Open Command Prompt as Administrator and run the following commands one by one, pressing Enter after each: ipconfig /flushdns clears cached DNS entries that may be pointing to an outdated IP. ipconfig /release and ipconfig /renew request a fresh IP lease from your router. netsh winsock reset resets the Windows socket layer, which can become corrupted by VPN software or malware. netsh int ip reset resets the TCP/IP stack to default. Reboot after running all four commands. This sequence resolves the majority of ERR_CONNECTION_TIMED_OUT cases that are caused by local network configuration drift rather than a server-side problem.

Fix 2: Change DNS Servers

Your ISP's default DNS servers can be slow or temporarily unresponsive, causing timeouts on resolution. Switch to a public DNS provider. Open Control Panel → Network and Internet → Network Connections, right-click your active adapter, select Properties → Internet Protocol Version 4 (TCP/IPv4) → Properties. Select Use the following DNS server addresses and enter 8.8.8.8 (Google Primary) and 8.8.4.4 (Google Secondary), or alternatively 1.1.1.1 and 1.0.0.1 (Cloudflare).
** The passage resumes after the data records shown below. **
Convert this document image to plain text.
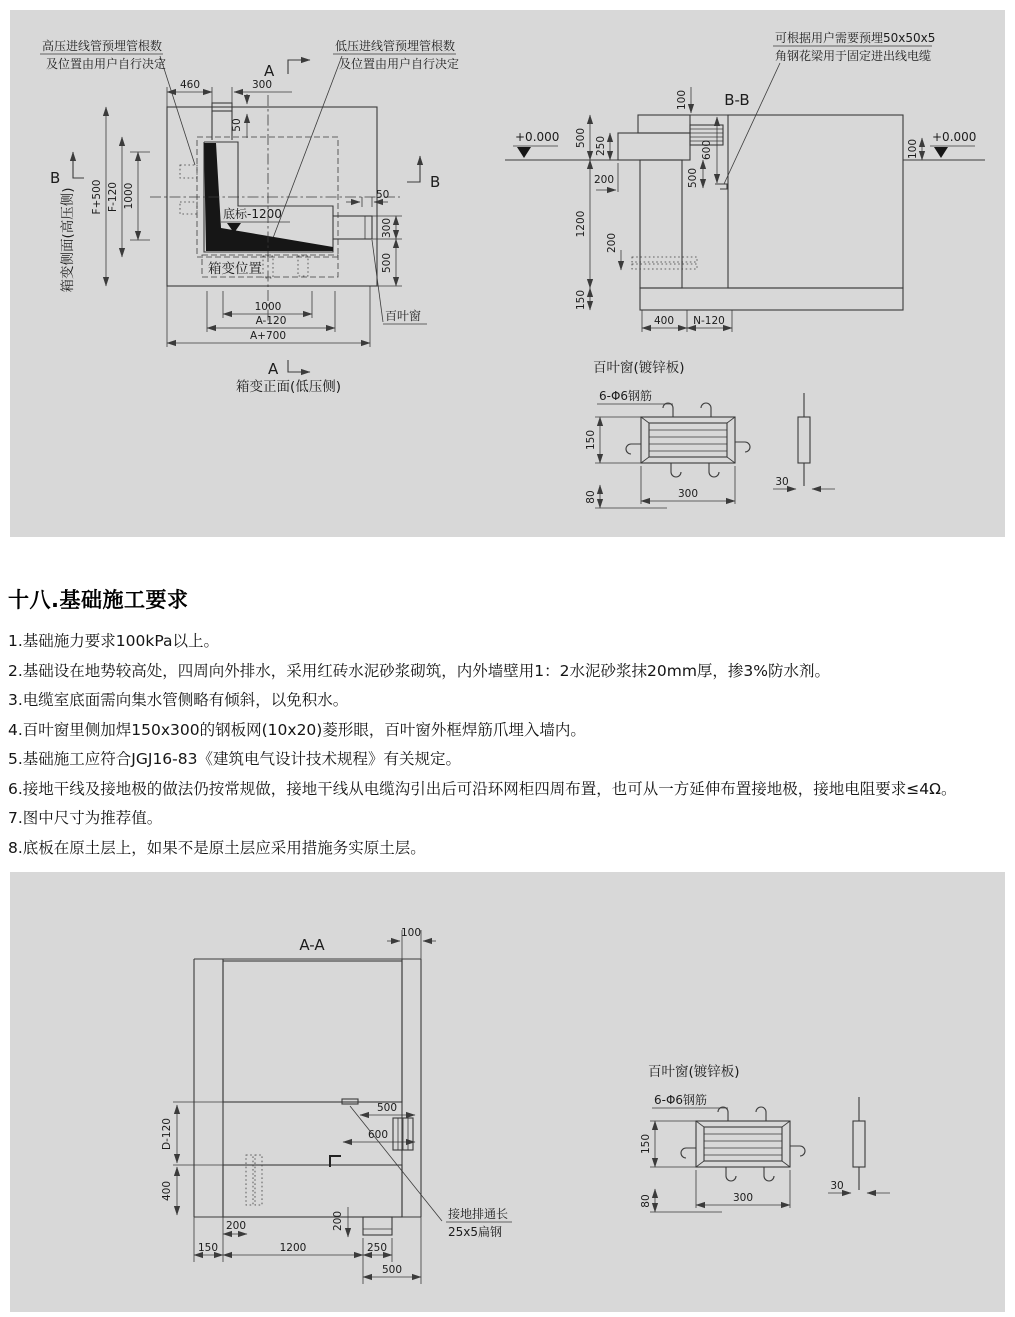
高压进线管预埋管根数
及位置由用户自行决定
低压进线管预埋管根数
及位置由用户自行决定
A
460	300
50
底标-1200
箱变位置
50
300
500
F+500 F-120 1000
箱变侧面(高压侧)
B	B
1000
A-120
A+700
百叶窗
A
箱变正面(低压侧)
可根据用户需要预埋50x50x5
角钢花梁用于固定进出线电缆
B-B
100
+0.000	+0.000
100
500 250
200
1200
200
150
600
500
400 N-120
百叶窗(镀锌板)
6-Φ6钢筋
150
80	300
30
十八.基础施工要求

1.基础施力要求100kPa以上。

2.基础设在地势较高处，四周向外排水，采用红砖水泥砂浆砌筑，内外墙壁用1：2水泥砂浆抹20mm厚，掺3%防水剂。

3.电缆室底面需向集水管侧略有倾斜，以免积水。

4.百叶窗里侧加焊150x300的钢板网(10x20)菱形眼，百叶窗外框焊筋爪埋入墙内。

5.基础施工应符合JGJ16-83《建筑电气设计技术规程》有关规定。

6.接地干线及接地极的做法仍按常规做，接地干线从电缆沟引出后可沿环网柜四周布置，也可从一方延伸布置接地极，接地电阻要求≤4Ω。

7.图中尺寸为推荐值。

8.底板在原土层上，如果不是原土层应采用措施务实原土层。

A-A
100
500
600
D-120
400
200	200
150	1200	250
500
接地排通长
25x5扁钢
百叶窗(镀锌板)
6-Φ6钢筋
150
80	300
30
Click OK, close the dialogs, then flush DNS again with ipconfig /flushdns in an elevated Command Prompt and retry the page.

Fix 3: Disable VPN, Proxy, and Check Windows Firewall

VPNs and proxy services route traffic through an intermediate server — if that server is overloaded or misconfigured, all connections through it will time out. Temporarily disable any active VPN or proxy and test the connection directly. In Chrome, go to Settings → System → Open your computer's proxy settings and ensure Use a proxy server is toggled off. Check Windows Defender Firewall → Advanced Settings → Outbound Rules for any rule blocking the browser or the destination port (80 or 443). Third-party antivirus products with web filtering modules (Kaspersky, Bitdefender, ESET) should also be temporarily paused to determine if they are the blocking layer. Re-enable them after testing.
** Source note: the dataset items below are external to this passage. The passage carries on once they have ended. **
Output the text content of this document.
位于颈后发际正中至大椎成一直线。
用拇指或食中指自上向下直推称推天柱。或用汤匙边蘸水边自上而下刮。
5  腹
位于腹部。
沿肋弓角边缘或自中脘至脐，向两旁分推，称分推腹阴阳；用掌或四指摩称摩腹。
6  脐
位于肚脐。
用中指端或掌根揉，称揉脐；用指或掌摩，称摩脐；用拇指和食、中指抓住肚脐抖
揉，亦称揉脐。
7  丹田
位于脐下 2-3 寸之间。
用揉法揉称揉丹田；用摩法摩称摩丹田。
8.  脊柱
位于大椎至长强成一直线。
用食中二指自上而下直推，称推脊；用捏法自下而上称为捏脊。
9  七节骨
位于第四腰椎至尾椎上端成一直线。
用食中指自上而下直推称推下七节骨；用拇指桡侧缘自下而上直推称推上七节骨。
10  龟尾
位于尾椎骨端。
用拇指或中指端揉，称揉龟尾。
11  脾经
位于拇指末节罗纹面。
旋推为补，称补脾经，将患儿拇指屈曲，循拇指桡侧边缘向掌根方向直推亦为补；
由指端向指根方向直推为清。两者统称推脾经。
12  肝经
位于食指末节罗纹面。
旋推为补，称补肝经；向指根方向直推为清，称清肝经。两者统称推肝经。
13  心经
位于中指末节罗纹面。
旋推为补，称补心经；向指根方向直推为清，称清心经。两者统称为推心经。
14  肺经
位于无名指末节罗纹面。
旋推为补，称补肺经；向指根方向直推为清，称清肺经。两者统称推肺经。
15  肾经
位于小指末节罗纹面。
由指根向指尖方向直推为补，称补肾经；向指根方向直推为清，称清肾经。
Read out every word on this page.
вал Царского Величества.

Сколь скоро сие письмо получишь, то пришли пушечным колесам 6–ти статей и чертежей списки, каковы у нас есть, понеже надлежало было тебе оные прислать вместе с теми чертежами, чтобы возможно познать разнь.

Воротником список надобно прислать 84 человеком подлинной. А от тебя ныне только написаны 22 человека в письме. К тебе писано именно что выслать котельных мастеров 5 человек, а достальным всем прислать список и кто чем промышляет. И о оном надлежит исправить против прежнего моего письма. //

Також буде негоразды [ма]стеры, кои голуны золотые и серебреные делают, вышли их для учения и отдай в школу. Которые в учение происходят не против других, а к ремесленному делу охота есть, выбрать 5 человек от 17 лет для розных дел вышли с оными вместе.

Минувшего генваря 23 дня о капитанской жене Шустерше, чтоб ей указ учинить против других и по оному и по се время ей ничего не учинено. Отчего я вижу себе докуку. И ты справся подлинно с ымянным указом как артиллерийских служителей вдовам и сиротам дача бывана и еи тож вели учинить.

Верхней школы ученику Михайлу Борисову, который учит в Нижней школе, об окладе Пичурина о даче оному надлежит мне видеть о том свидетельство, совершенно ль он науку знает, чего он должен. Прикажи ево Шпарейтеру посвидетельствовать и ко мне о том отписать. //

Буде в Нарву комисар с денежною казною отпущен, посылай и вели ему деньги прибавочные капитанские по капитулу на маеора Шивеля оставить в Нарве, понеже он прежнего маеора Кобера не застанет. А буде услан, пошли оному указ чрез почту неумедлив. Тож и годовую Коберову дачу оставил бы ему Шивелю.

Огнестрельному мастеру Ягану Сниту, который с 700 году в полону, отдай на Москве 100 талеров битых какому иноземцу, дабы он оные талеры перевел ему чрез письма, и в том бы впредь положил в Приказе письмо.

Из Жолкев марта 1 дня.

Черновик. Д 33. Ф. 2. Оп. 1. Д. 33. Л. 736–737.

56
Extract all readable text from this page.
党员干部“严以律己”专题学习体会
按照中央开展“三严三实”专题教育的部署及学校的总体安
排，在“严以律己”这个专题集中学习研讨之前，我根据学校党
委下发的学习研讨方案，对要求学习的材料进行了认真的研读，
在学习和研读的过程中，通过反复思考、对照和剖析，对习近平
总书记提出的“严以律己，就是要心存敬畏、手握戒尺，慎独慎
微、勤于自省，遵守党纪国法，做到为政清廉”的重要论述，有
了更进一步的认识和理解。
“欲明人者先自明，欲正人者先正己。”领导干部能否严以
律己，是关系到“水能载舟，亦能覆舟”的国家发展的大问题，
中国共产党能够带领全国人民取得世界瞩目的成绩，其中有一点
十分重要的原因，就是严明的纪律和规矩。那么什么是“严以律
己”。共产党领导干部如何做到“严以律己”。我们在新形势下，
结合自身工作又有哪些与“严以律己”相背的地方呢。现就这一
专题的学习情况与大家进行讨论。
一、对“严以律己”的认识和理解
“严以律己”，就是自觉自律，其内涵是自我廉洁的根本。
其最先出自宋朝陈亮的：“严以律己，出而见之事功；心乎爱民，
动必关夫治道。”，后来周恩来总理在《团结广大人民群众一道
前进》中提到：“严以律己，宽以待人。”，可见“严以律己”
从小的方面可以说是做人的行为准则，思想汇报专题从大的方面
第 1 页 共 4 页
How to Prevent ERR_CONNECTION_TIMED_OUT in the Future

Switch to a reliable DNS provider permanently using the steps in Fix 2 — public resolvers like Cloudflare (1.1.1.1) and Google (8.8.8.8) have significantly better uptime than most ISP-provided servers. Keep your router firmware updated, as outdated firmware is a common source of NAT table corruption that causes intermittent timeouts. If you use a VPN, choose a provider with a large server pool so you can easily switch nodes when one is congested. Review your Windows Firewall rules after installing new security software, as aggressive scanners occasionally add overly broad outbound blocking rules. Periodically clear your browser cache and DNS cache as part of routine maintenance to prevent stale entries accumulating over time.